Le garçon fondit alors en larmes et se recroquevilla contre le mur. Attendri, Quentin s'agenouilla près de lui et recommença, plus doucement cette fois :

- Comment t'appelles-tu ?

- Je appelle moi Moi, répondit Moi, puisque c'était apparemment son nom. Quentin fut déconcerté, il reprit :

- Et tu vis ici... Moi ?

- Moi vis ici mais Moi pas méchant, Moi juste faim.

- Et tu as une maman Moi ? à ce mot, Moi qui s'était calmé, se remit à pleurer.
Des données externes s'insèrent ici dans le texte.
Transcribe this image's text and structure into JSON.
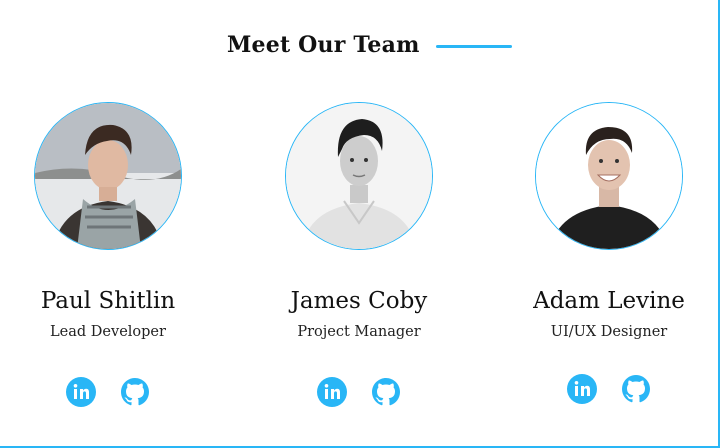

Quentin prit le garçon dans ses bras pour le consoler puis se rendit compte du ridicule de la situation : un jeune de vingt ans prenant dans ses bras un adolescent d'environ quinze ans qui avait volé son pain et qui venait juste de se mettre à pleurer comme une madeleine. Ce qui ne le dérangea pas pour autant. Il était pris de pitié pour ce jeune garçon qu'il ne connaissait pas et qui avait probablement perdu sa mère. Il prolongea son étreinte quelques secondes puis partit en laissant le pain et en expliquant à Moi qu'il reviendrait bientôt. De ce fait après être passé chez lui pour récupérer un peu d'argent, il partit faire quelques courses puis retourna au collège désaffecté. Dans son sac, il avait mis ses achats qui comprenaient de quoi nourrir un enfant en pleine croissance sous-alimenté, des bouteilles d'eau et des couvertures. Il rejoignit ensuite Moi qui n'avait pas quitté son mur pendant la demi-heure que lui avaient pris ses achats. Lorsqu'il lui présenta la nourriture, il sembla un peu hésitant puis entreprit d'avaler le plus possible en un minimum de temps, comme si on allait la lui enlever. Quentin dût d'ailleurs le faire, de peur que l'adolescent ne fasse une indigestion. En effet ceci aurait provoqué un passage chez le médecin qui se serait posé des questions et le garçon aurait fini dans un orphelinat. Chose dont Quentin ne voulait absolument pas. C'était peut-être égoïste mais il voyait un peu Moi comme le petit frère qu'il n'avait jamais eu, et souhaitait le garder un maximum auprès de lui. D'ailleurs, après l'avoir quitté comme le soir tombait, il se promit de revenir le voir tous les jours tant que ce serait possible.